仿聚離胺酸材料對神經細胞培養的研究

Abstract

聚離胺酸(poly-D-lysine)在一般細胞培養上是很常被使用的材料，尤其在神經培養上更是經常當成不同材料間的比較的對照組。由於細胞表面整體是偏負電性，而poly-D-lysine在pH=7.4的培養環境下，側鏈末端的NH3+所帶的正電有助神經細胞貼附。 本實驗是選用幾種結構相近於聚離胺酸(poly-D-lysine)的高分子，以及利用體外神經培養的方法，來判斷各種材料的不同官能基對神經表現的差異。目的是要發展新的材料能取代舊有的poly-D-lysine。另外也想藉此瞭解poly-D-lysine的結構是在哪一個部分有助於神經培養，最後也想藉以製造比poly-D-lysine更便宜更有效的材料。 神經細胞的表現會由MTT和LDH進行初步分析，而形態會使用位相差和免疫螢光法分析；細胞的功能性蛋白質表現則使用immunoblot確認量的變化；至於活體傳導功能表現則以glutamate release和phospho-synapsin I(Ser603)的定量方式檢驗。 數種材料中還是以類似於poly-D-lysine的側鏈4個碳會有最高的小鼠顆粒型神經細胞貼附量，但調整塗佈(coating)的量後，大部分材料形態上都會有類似表現。 同時我們也發現，當降低塗佈的量時，神經會微量聚集但尚可形成完整的大格子網路結構。如果把功能表現量除掉細胞總量，其單位細胞功能表現量並不會比傳統的單顆貼附形態的效果差。由於體內神經元並非都以分散貼附的方式生長，因此這種形態也可嘗試成為新的培養模式。

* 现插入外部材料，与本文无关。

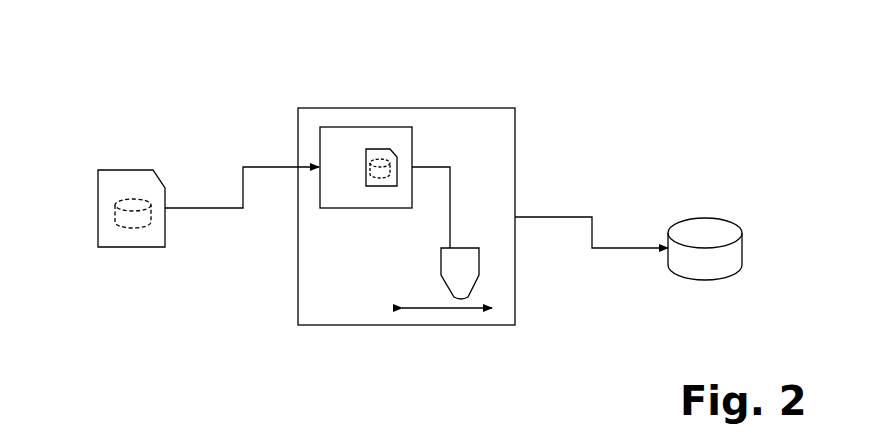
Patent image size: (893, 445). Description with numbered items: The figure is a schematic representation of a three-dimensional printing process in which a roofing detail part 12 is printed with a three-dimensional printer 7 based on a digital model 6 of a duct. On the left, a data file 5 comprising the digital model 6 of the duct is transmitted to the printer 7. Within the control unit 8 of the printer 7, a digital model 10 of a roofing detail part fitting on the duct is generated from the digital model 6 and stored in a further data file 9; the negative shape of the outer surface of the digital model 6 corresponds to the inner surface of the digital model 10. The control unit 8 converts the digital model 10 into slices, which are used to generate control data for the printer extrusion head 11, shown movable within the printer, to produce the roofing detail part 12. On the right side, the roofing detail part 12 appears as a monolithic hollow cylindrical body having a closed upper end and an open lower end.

The data file 5 is at (112, 183).
The digital model of the duct 6 is at (118, 222).
The 3D printer 7 is at (484, 113).
The control unit 8 is at (333, 127).
The further data file 9 is at (388, 152).
The digital model of the roofing detail part 10 is at (373, 160).
The printer extrusion head 11 is at (470, 268).
The roofing detail part 12 is at (706, 228).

Poly-D-lysine is a material that usually used in cell culture, especially to be deal as control material for other materials test in neural culture. The NH3+ group on poly-D-lysine would be positive charge at pH=7.4 which is a common conditions in cell culture, and it will be helpful for neuron adherence on material due to the overall negative charge on the cell surface. The study is to determine the different behaviors of neuron cultured on several materials which have similar structures to the poly-D-lysine by using in vitro neuron culture. We wish to find new materials that can be substitutes for poly-D-lysine. Besides, we want to know which part of structure of poly-D-lysine is useful for neural culture, and finally to create new materials that cheaper and more effective than poly-D-lysine on neural culture. The behaviors of neurons are determined by LDH and MTT first, and the morphology is checked by using microscope including phase contract and fluorescence. The expression of functional proteins is checked by immunobloting. And finally, the ability of transmission is determined by measurement of the glutamate release and phosphor-synapsin I(Ser603). In this study, the structure have four carbon on the residue which is similar to poly-D-lysine is the best one in the numbers of cerebellar granule cells attached on material. But if we adjust the concentration of coating, neurons can have similar expression on almost all materials. And we also found that the low concentration of coating will made neurons have a little slide to form a big network without neurites broken. Besides, if we divide the among of functional expression with cell number, the average behaviors of big-network forms are not worse than single-adherent forms. Although neurons grow in vivo are not always at single-attachment forms, the big-network forms caused by low-concentration-coating might be a new model for neuron culture.